PS 1-14
Warming promotes cheatgrass invasion in mixed-grass prairie

Monday, August 5, 2013
Exhibit Hall B, Minneapolis Convention Center
Dana M. Blumenthal, USDA-ARS, Fort Collins, CO
Julie A. Kray, Rangeland Resources Research Unit, USDA-ARS, Fort Collins, CO
Jack A. Morgan, Rangeland Resources Research Unit, USDA-ARS, Fort Collins, CO
William Ortmans, Biodiversity and Landscape Unit, University of Liege, Gembloux, Belgium
Daniel R. LeCain, Rangeland Resources Research Unit, USDA-ARS, Fort Collins, CO
Elise Pendall, Botany, University of Wyoming, Laramie, WY
David G. Williams, Department of Botany, University of Wyoming, Laramie, WY
Background/Question/Methods

In the western great plains of North America, cheatgrass (Bromus tectorum) is a common and often troublesome species, but does not commonly dominate landscapes as it does in many parts of the intermountain west. Global change, however, could make great plains grasslands more susceptible to cheatgrass invasion. A variety of global changes have already been linked to the success of cheatgrass in other regions. Elevated CO2 can strongly increase cheatgrass growth in controlled environments, and invasion by a closely related winter annual (Bromus rubens) in the field. Increased nitrogen availability can also promote cheatgrass invasion.
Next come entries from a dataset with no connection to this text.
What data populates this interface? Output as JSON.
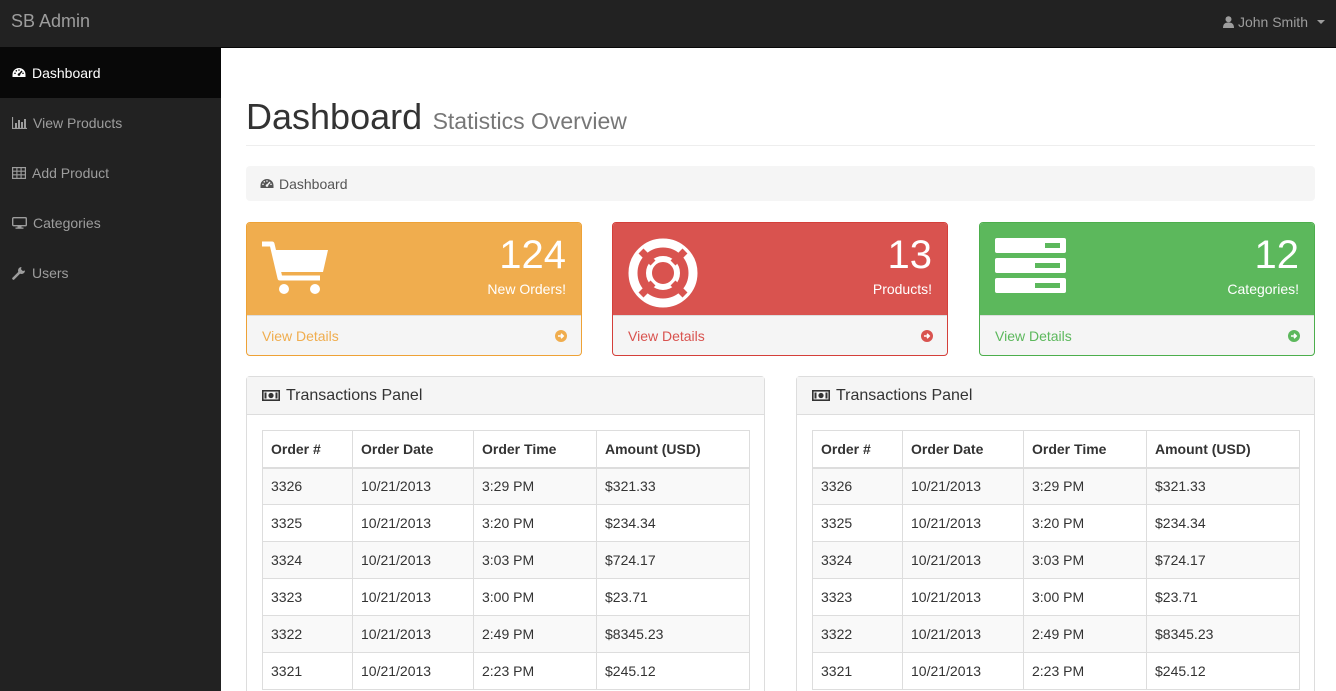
{
  "app": {
    "brand": "SB Admin",
    "user_name": "John Smith"
  },
  "sidebar": {
    "items": [
      {
        "label": "Dashboard",
        "icon": "dashboard-icon",
        "active": true
      },
      {
        "label": "View Products",
        "icon": "bar-chart-icon"
      },
      {
        "label": "Add Product",
        "icon": "table-icon"
      },
      {
        "label": "Categories",
        "icon": "desktop-icon"
      },
      {
        "label": "Users",
        "icon": "wrench-icon"
      }
    ]
  },
  "page": {
    "title": "Dashboard",
    "subtitle": "Statistics Overview",
    "breadcrumb": "Dashboard"
  },
  "cards": [
    {
      "count": "124",
      "label": "New Orders!",
      "link": "View Details",
      "icon": "cart-icon",
      "color": "#f0ad4e",
      "border": "#eea236"
    },
    {
      "count": "13",
      "label": "Products!",
      "link": "View Details",
      "icon": "life-ring-icon",
      "color": "#d9534f",
      "border": "#d43f3a"
    },
    {
      "count": "12",
      "label": "Categories!",
      "link": "View Details",
      "icon": "list-icon",
      "color": "#5cb85c",
      "border": "#4cae4c"
    }
  ],
  "panels": [
    {
      "title": "Transactions Panel",
      "columns": [
        "Order #",
        "Order Date",
        "Order Time",
        "Amount (USD)"
      ],
      "rows": [
        [
          "3326",
          "10/21/2013",
          "3:29 PM",
          "$321.33"
        ],
        [
          "3325",
          "10/21/2013",
          "3:20 PM",
          "$234.34"
        ],
        [
          "3324",
          "10/21/2013",
          "3:03 PM",
          "$724.17"
        ],
        [
          "3323",
          "10/21/2013",
          "3:00 PM",
          "$23.71"
        ],
        [
          "3322",
          "10/21/2013",
          "2:49 PM",
          "$8345.23"
        ],
        [
          "3321",
          "10/21/2013",
          "2:23 PM",
          "$245.12"
        ]
      ]
    },
    {
      "title": "Transactions Panel",
      "columns": [
        "Order #",
        "Order Date",
        "Order Time",
        "Amount (USD)"
      ],
      "rows": [
        [
          "3326",
          "10/21/2013",
          "3:29 PM",
          "$321.33"
        ],
        [
          "3325",
          "10/21/2013",
          "3:20 PM",
          "$234.34"
        ],
        [
          "3324",
          "10/21/2013",
          "3:03 PM",
          "$724.17"
        ],
        [
          "3323",
          "10/21/2013",
          "3:00 PM",
          "$23.71"
        ],
        [
          "3322",
          "10/21/2013",
          "2:49 PM",
          "$8345.23"
        ],
        [
          "3321",
          "10/21/2013",
          "2:23 PM",
          "$245.12"
        ]
      ]
    }
  ]
}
Biogeographic models have predicted that cheatgrass success will depend strongly on changes in the seasonality of precipitation, with cheatgrass being favored in areas with decreased summer precipitation. Little is known, however, about how the combination of elevated CO2 and warming will influence cheatgrass invasion. We hypothesized that the distinct phenology of cheatgrass would cause it to respond differently than native species to CO2 and warming. We tested this hypothesis by seeding cheatgrass into partially disturbed subplots within the Prairie Heating and CO2 Enrichment Experiment, in southeast Wyoming. This experiment increases CO2 enrichment (to 600 ppm) and temperature (+ 1.5C in the day, + 3C at night).

Results/Conclusions

Warming dramatically increased cheatgrass biomass, from 0.89 g/m2 in control plots, to 6.96 g/m2 in warmed plots. Repeated measurements of height and leaf number revealed that warming increased growth rates during the late fall and early spring, when native species were dormant. We speculate that warming may have so strongly promoted cheatgrass growth by improving growing conditions during cooler months when competition from native species for water and nitrogen was least intense. In contrast to previous studies, elevated CO2 had no effect on cheatgrass, nor did it interact with warming to influence cheatgrass. The absence of CO2 effects may be due to positive effects of CO2 effects on native competitors. In sum, this study suggests that warming will reduce biotic resistance to cheatgrass invasion in mixed-grass prairie, and highlights the importance of phenological differences between native and invasive species in predicting invasive species responses to global change.